Learning Vector Quantization (LVQ)

**One disadvantage of K-Nearest Neighbors is the need to keep the entire training dataset. **

The Learning Vector Quantization algorithm (or LVQ for short) is an artificial neural network algorithm that allows to select the number of training instances to be pegged and to know exactly how these instances look.

Snipaste_2023-10-04_21-38-36

The representation of an LVQ is a collection of codebook vectors. These are chosen randomly at the beginning and are suitable to best summarize the training dataset over multiple iterations of the learning algorithm. After learning, the codebook vectors can be used like K-Nearest Neighbors to make predictions. The most similar neighbors (best matching codebook vectors) are found by calculating the distance between each codebook vector and a new data instance. The class value or (actual value in the case of regression) of the best matching unit is then returned as a prediction.
The best results are obtained if the data is rescaled to have the same range, e.g. between 0 and 1.
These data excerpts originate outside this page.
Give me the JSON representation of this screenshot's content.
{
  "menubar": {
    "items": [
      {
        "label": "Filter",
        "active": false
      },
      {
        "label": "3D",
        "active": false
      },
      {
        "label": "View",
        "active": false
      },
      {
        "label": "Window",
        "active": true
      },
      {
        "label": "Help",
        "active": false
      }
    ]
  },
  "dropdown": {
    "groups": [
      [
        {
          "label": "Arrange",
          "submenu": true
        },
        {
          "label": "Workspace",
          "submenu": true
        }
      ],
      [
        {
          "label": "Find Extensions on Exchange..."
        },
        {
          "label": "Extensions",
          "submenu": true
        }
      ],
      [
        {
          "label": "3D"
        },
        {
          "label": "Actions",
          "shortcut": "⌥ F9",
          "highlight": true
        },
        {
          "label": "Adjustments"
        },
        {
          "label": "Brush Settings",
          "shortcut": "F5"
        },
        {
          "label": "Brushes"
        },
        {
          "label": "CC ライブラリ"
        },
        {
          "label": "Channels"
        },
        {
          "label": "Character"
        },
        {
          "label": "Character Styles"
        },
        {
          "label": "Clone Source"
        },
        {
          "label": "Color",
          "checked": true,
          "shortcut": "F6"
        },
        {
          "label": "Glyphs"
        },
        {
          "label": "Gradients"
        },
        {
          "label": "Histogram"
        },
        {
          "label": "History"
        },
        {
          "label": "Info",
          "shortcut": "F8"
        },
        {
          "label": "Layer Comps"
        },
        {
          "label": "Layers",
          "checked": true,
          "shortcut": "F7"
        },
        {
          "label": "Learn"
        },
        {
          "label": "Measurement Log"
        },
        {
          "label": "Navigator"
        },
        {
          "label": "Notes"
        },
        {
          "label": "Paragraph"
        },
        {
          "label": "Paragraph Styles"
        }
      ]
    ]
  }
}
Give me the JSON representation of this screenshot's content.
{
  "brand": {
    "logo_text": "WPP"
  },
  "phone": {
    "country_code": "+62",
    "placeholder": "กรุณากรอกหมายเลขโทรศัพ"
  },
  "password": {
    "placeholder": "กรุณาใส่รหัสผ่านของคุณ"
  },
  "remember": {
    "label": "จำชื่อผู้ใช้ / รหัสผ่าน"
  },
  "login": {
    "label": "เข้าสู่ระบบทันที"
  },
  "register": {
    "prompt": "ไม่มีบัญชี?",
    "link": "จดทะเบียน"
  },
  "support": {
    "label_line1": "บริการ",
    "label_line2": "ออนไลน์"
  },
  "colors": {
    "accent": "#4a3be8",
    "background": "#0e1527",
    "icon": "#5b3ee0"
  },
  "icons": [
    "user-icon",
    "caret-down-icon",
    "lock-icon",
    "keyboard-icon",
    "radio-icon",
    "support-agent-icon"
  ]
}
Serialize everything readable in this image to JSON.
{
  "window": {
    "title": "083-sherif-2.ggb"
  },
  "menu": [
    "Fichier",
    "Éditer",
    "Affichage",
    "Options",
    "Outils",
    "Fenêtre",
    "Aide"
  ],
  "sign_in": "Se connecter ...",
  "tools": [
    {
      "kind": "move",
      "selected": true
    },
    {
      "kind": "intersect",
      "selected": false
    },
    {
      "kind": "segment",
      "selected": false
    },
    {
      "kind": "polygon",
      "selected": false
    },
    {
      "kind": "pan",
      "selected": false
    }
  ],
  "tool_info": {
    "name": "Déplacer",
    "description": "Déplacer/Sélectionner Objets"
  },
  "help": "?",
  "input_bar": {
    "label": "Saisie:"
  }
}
If you find that KNN provides good results on your dataset, try using LVQ to reduce the memory requirements for storing the entire training dataset.

Support Vector Machines (SVM)

Support Vector Machines are probably one of the most popular and talked about machine learning algorithms.

Hyperplanes are lines that divide the space of input variables.

In SVM, a hyperplane is chosen to best separate the points in the space of input variables by their class (class 0 or class 1). In two dimensions, you can visualize this as a line, assuming that all of our input points can be completely separated by this line.The SVM learning algorithm finds the coefficients that lead to the best separation of classes by hyperplanes.

Snipaste_2023-10-04_21-41-50

The distance between the **hyperplane and the nearest data point is called the margin.
The best or optimal hyperplane that can separate these two classes is the line with the largest margin. **

Only these points are relevant for defining hyperplanes and constructing classifiers. These points are called support vectors. They support or define the hyperplane. In practice, optimization algorithms are used to find the value of the coefficient that maximizes the margins.